The acronym SCRUM stands for Systematic Customer Resolution Unraveling Meeting. It has been around since the mid 80s and two of its proponents who applied its framework to software development Jeff Sutherland and Ken Schwaber were among the original signatures of the agile manifesto. SCRUM seeks to break down large projects into smaller ones called Product Backlog Items (which are generally referred to as User Stories because of Agile) that can be executed through a quick process involving planning, building, testing, and reviewing phases called a sprint. Most sprints are designed with a time frame of 2 weeks but can be longer depending on the organization. Before we go into the moving pieces of SCRUM lets define a few key roles within it:

  • Product Owner — is what would traditionally be called a ‘manager’. They are the person with the ideas and do not necessarily have to be a technical person. All accountability lies on them
  • Scrum Master — is what could be called the ‘team leader’ and in a hierarchical sense sits right below the Product Owner. They run the meetings and are in charge of the day to day tasks the team faces.
  • Team — the group of people composed of software developers, testers, etc that are assigned to a sprint.

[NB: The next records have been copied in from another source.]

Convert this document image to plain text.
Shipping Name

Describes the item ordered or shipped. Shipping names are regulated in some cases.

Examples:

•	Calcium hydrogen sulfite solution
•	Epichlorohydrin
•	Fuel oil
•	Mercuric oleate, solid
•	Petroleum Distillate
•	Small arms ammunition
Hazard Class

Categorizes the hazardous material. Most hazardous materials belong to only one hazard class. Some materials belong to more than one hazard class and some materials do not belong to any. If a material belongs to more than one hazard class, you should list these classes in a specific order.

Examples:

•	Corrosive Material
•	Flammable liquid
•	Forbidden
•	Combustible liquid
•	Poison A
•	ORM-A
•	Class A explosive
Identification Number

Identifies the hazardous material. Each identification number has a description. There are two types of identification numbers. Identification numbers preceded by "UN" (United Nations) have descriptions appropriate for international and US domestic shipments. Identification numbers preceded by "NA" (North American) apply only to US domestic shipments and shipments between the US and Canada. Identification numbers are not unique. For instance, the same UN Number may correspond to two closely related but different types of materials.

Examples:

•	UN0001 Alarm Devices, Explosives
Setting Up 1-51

Now that we have some of the roles down lets get into the moving parts! SCRUM is composed of the following:

  • Product Backlog — The product owner and the scrum master will define the product backlog items to be iterated over (plan build test review) by breaking down goals into individual product backlog items. The scrum master will prioritize the order in which these product backlog items will be executed
  • Sprint Planning — During the sprint planning the product owner will describe how they would like the application to look like. This is usually done in a 15 minute daily planning session called a daily scrum. During the daily scrum the team also discusses where they are and if any roadblocks are impeding their progress.
  • Sprint Backlog — This is the result of the prioritized and organized product backlog items that the scrum master has built using the product backlog. These are executed one at a time by teams.
  • Scrum Team — consists of the product owner, scrum master, and team.
  • Sprint Review — A sprint review occurs at the end of a sprint and is where the team reviews/verifies the sum of all the increments.
  • Increment — Is a concrete stepping stone towards the over all goal. Each increment is verified and is usable prior to releasing. It is important to note that an increment can be released to stakeholders prior to the end of a sprint.
  • Sprint Retrospective — Is done after the sprint is completed in order to plan ways to increase quality and effectiveness. The scrum team inspects how the last sprint went in regards to people, communication, processes and tools.

Conclusion

Through the emphasis of consistent delivery, communication, and breaking things down into smaller projects, agile and scrum create an environment that can easily adapt to change. By allowing development cycles to happen in short bursts that can respond to each other, this process can grow organically without rigid constraints. There is much that goes into the practice of both agile and scrum but hopefully this has provided a good ‘starting insight’ as to what these terms mean.